To: Madharry who wrote (35750)10/22/2009 4:44:12 PM
From: Paul Senior2 Recommendations  Read Replies (1) | Respond to of 78752
 
Am sitting here contemplating my brother-in-law. Believe it will be very hard for me or professional investors to beat him in the stock market this year (with the metric of percent portfolio gain). Unlike all previous years, I believe this year he might be doing way better than me (percentage-wise). Consider: a person who's come late in life to both the stock market and to a high-paying job. All his investing is in a variety of mutual funds in an ira made from company contributions from his salary. As the market fell, he just kept his max ira deductions going into his combo of stock/bond funds. Which let him dollar-cost average to pick up ever more shares at Dec/Mar lows. Given he's only been investing for maybe 10 years and has his good salary now, his contributions are large compared to portfolio value, so picking up more shares at the lows was/is a significant $ bump to the overall portfolio value.

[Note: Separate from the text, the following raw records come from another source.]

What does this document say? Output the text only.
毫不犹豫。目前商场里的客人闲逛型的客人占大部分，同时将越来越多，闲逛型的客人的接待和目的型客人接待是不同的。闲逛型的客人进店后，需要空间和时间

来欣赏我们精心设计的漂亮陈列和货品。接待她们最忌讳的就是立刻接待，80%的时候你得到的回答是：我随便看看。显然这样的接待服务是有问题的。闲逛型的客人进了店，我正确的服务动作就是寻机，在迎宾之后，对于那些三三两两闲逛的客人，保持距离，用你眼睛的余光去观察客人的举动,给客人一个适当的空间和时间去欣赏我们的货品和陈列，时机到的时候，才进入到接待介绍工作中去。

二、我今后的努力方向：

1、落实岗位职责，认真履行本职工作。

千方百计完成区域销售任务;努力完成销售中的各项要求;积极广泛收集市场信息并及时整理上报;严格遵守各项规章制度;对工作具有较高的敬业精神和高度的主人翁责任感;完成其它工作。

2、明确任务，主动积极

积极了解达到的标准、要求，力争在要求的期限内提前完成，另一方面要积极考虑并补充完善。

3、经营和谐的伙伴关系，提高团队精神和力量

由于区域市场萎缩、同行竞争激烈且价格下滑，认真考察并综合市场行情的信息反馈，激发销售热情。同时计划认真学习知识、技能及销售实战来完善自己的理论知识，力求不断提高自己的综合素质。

My sister-in-law, maybe another in that situation. (She avoided some pain by just not opening her monthly brokerage statements. -g-_) Sure seems to beat whatever I've been doing - running around looking/reading/screening/posting/buying/selling/crying and moaning. -g-. (Of course, everybody's situation is different. One has to play the cards one's dealt. I've no paying job.)

Plenty of people like these two though, I'd guess. A/o today, they seem to have come through stronger-than-ever the worst market crash in a generation. You would have had to have had a job, an investment plan, be following it, and had the guts/brains/luck/emotional indifference to stay the course.



To: Madharry who wrote (35750)12/6/2009 10:44:09 AM
From: Madharry  Read Replies (2) | Respond to of 78752
 
new presentation on detour gold. It notes Paulson and Co. owns 14%.